Certes, un homme qui réussit à concentrer tous ces « talents » en lui est forcément un « génie » mais il n’ya rien chez Obama qu’on n’ait pas déjà vu chez l’un ou l’autre des différents « leaders de la lutte » du "Peuple Noir": c’est cet éclectisme raffiné qu’on rencontre chez cet homme qui force le respect et l'admiration de tous.
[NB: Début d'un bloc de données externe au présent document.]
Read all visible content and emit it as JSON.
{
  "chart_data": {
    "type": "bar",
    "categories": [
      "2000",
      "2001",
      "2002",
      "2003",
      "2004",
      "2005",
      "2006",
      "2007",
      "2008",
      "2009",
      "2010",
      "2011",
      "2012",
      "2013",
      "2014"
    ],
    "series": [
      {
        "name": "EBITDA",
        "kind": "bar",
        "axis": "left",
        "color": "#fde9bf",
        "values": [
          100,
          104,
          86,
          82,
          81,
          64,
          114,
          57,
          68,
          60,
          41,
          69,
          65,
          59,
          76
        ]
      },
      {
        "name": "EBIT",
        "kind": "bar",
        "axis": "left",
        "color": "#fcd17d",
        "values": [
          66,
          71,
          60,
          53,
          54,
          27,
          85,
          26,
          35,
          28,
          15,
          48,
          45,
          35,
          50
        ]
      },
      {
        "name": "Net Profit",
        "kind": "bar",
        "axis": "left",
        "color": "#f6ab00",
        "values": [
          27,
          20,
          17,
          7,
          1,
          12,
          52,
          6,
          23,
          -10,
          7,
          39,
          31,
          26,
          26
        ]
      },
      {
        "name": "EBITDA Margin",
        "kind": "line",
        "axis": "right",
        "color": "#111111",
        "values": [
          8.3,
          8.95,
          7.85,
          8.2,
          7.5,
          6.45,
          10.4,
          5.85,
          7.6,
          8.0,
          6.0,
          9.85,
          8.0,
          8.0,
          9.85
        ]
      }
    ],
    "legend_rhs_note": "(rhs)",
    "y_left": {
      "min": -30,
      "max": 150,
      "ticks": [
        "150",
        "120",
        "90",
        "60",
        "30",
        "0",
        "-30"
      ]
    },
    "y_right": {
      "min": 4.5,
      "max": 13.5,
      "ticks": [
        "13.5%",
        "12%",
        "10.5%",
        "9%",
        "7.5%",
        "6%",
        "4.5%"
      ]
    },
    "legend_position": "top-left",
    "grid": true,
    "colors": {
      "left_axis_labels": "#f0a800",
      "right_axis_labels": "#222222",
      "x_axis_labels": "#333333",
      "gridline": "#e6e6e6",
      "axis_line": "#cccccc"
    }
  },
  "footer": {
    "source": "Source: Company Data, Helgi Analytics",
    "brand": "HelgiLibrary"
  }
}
A ce titre il mérite largement "l’Oscar" que vient de lui décerner le "Peuple Américain", mais cette fois ci dans toutes ses composantes, pour sa brillante prestation entaméItaliquee dés son premier discours à la convention des Démocrates de l’année 2004.
Cet "afro-américanité là", cette Afrique là, incarnée "at the United States of America by His Excellency Mr President Barack Obama", ce type d’Homme là, c’est le fruit mûr de l’Arbre qui pousse avec « patience et obstination », et qui, jadis, fut planté dans la douleur, au beau milieu de ce « terrain vague », de ce no man’s land que constituait le continent Américain à la fin du XVème siècle, par de BRAVES FILS D'AFRIQUE puis entretenu dans la Souffrance et dans l’Abnégation par "les descendants" de ces braves hommes et de femmes sortis des entrailles profondes de la lointaine Terre d’Afrique.

Et depuis beaucoup de souffrances, de sang, et de larmes a coulé sous les ponts…
Voici venu le Temps du RECUEILLEMENT, pas celui de la JUBILATION ………

Fils impétueux cet arbre robuste et jeune
Cet arbre là-bas (le peuple noir d’Amérique)
Splendidement seul au milieu des fleurs blanches et fanées
C'est l'Afrique ton Afrique qui repousse
Qui repousse patiemment obstinément
Et dont les fruits ont peu à peu
L’amère saveur de la liberté
.

David DIOP, Coups de pilon Présence Africaine, 1956.